Additive effect with Ca channel blockers (e.g. diltiazem, verapamil), amiodarone, MAO inhibitors, reserpine, guanfacine, methyldopa. May increase atrioventricular conduction time and decrease heart rate with digitalis glycosides. Increased serum concentrations of ciclosporin. Increased hypoglycaemic effect of insulin and oral antidiabetics. May cause synergistic, negative inotropic and hypotensive effect with anaesthetics. Serum concentration may be reduced by CYP450 inducers (e.g. rifampicin, barbiturates) or increased by CYP450 inhibitors (e.g. ketoconazole, cimetidine, fluoxetine, haloperidol, erythromycin). Increased vasoconstriction effect with ergotamine.

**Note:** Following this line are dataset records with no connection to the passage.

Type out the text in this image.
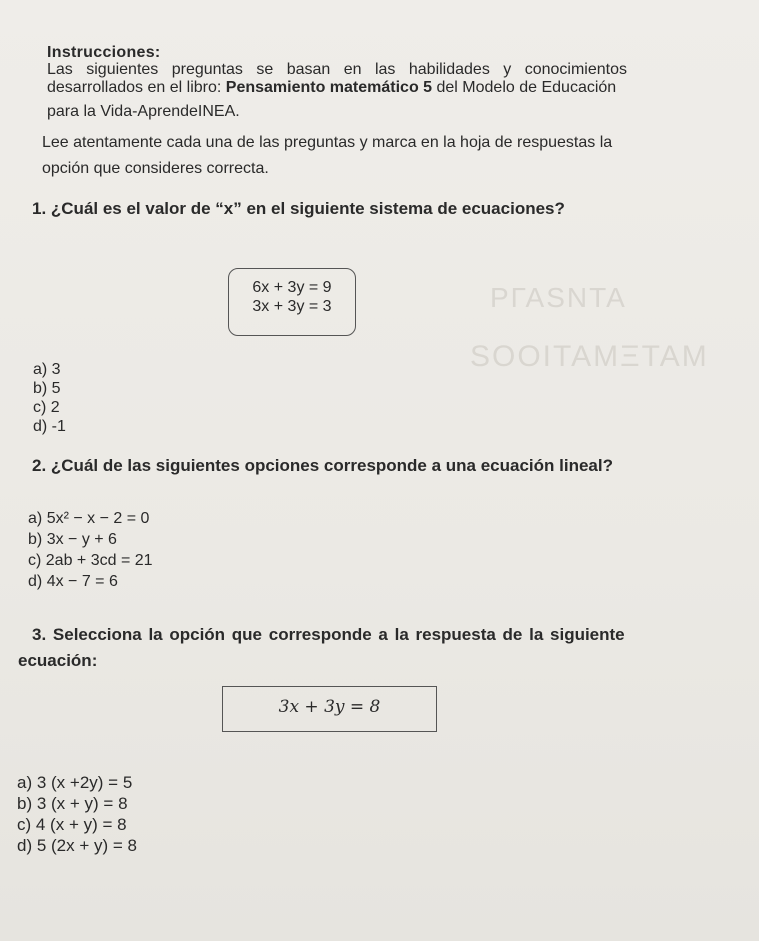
ΡΓΑЅΝΤΑ
ЅΟΟΙΤΑΜΞΤΑΜ
Instrucciones:
Las siguientes preguntas se basan en las habilidades y conocimientos
desarrollados en el libro: Pensamiento matemático 5 del Modelo de Educación
para la Vida-AprendeINEA.
Lee atentamente cada una de las preguntas y marca en la hoja de respuestas la
opción que consideres correcta.
1. ¿Cuál es el valor de “x” en el siguiente sistema de ecuaciones?
6x + 3y = 9
3x + 3y = 3
a) 3
b) 5
c) 2
d) -1
2. ¿Cuál de las siguientes opciones corresponde a una ecuación lineal?
a) 5x² − x − 2 = 0
b) 3x − y + 6
c) 2ab + 3cd = 21
d) 4x − 7 = 6
3. Selecciona la opción que corresponde a la respuesta de la siguiente
ecuación:
3x + 3y = 8
a) 3 (x +2y) = 5
b) 3 (x + y) = 8
c) 4 (x + y) = 8
d) 5 (2x + y) = 8
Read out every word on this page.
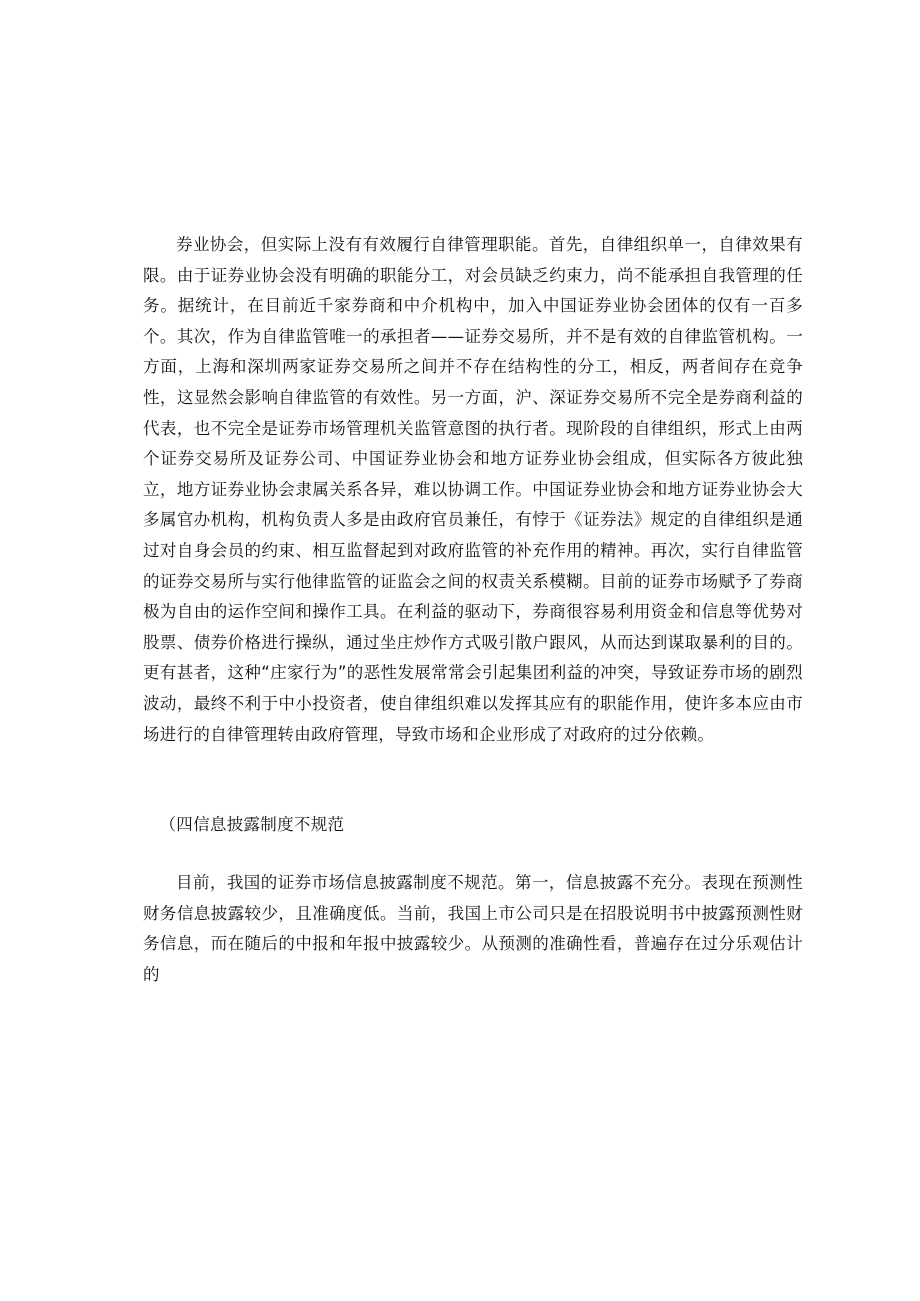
券业协会，但实际上没有有效履行自律管理职能。首先，自律组织单一，自律效果有限。由于证券业协会没有明确的职能分工，对会员缺乏约束力，尚不能承担自我管理的任务。据统计，在目前近千家券商和中介机构中，加入中国证券业协会团体的仅有一百多个。其次，作为自律监管唯一的承担者——证券交易所，并不是有效的自律监管机构。一方面，上海和深圳两家证券交易所之间并不存在结构性的分工，相反，两者间存在竞争性，这显然会影响自律监管的有效性。另一方面，沪、深证券交易所不完全是券商利益的代表，也不完全是证券市场管理机关监管意图的执行者。现阶段的自律组织，形式上由两个证券交易所及证券公司、中国证券业协会和地方证券业协会组成，但实际各方彼此独立，地方证券业协会隶属关系各异，难以协调工作。中国证券业协会和地方证券业协会大多属官办机构，机构负责人多是由政府官员兼任，有悖于《证券法》规定的自律组织是通过对自身会员的约束、相互监督起到对政府监管的补充作用的精神。再次，实行自律监管的证券交易所与实行他律监管的证监会之间的权责关系模糊。目前的证券市场赋予了券商极为自由的运作空间和操作工具。在利益的驱动下，券商很容易利用资金和信息等优势对股票、债券价格进行操纵，通过坐庄炒作方式吸引散户跟风，从而达到谋取暴利的目的。更有甚者，这种“庄家行为”的恶性发展常常会引起集团利益的冲突，导致证券市场的剧烈波动，最终不利于中小投资者，使自律组织难以发挥其应有的职能作用，使许多本应由市场进行的自律管理转由政府管理，导致市场和企业形成了对政府的过分依赖。

（四信息披露制度不规范

目前，我国的证券市场信息披露制度不规范。第一，信息披露不充分。表现在预测性财务信息披露较少，且准确度低。当前，我国上市公司只是在招股说明书中披露预测性财务信息，而在随后的中报和年报中披露较少。从预测的准确性看，普遍存在过分乐观估计的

Decreased rate of absorption and risk of orthostatic hypotension with food.
Description: Carvedilol is a non-selective β-blocker. It reduces peripheral vascular resistance by selective α1 receptor blockade and suppresses renin-angiotensin system through non-selective β-blockade. Carvedilol has weak membrane stabilising properties and has no intrinsic sympathomimetic activity. Onset: Antihypertensive: Within 30 minutes (α-blockade); within 1 hour (β-blockade). Pharmacokinetics: Absorption: Rapidly and extensively absorbed from the gastrointestinal tract, undergoes first pass effect. Rate of absorption is delayed with food. Absolute bioavailability: Approx 25-35% (immediate release). Time to peak plasma concentration: Approx 1 hour (immediate release); approx 5 hours (extended release). Distribution: Distributed into extravascular tissues and is highly lipophilic. Plasma protein binding: >98% primarily to albumin. Volume of distribution: 115 L. Metabolism: Extensively metabolised in the liver via CYPD2D6 and CYP2C9 enzymes by glucuronidation and aromatic ring oxidation, oxidative metabolites are further metabolised by conjugation via glucuronidation and sulfation. Excretion: Primarily via faeces; urine (<2%, unchanged). Elimination half-life: 7-10 hours.
C07AG02 - carvedilol ; Belongs to the class of alpha and beta blocking agents. Used in the treatment of cardiovascular diseases.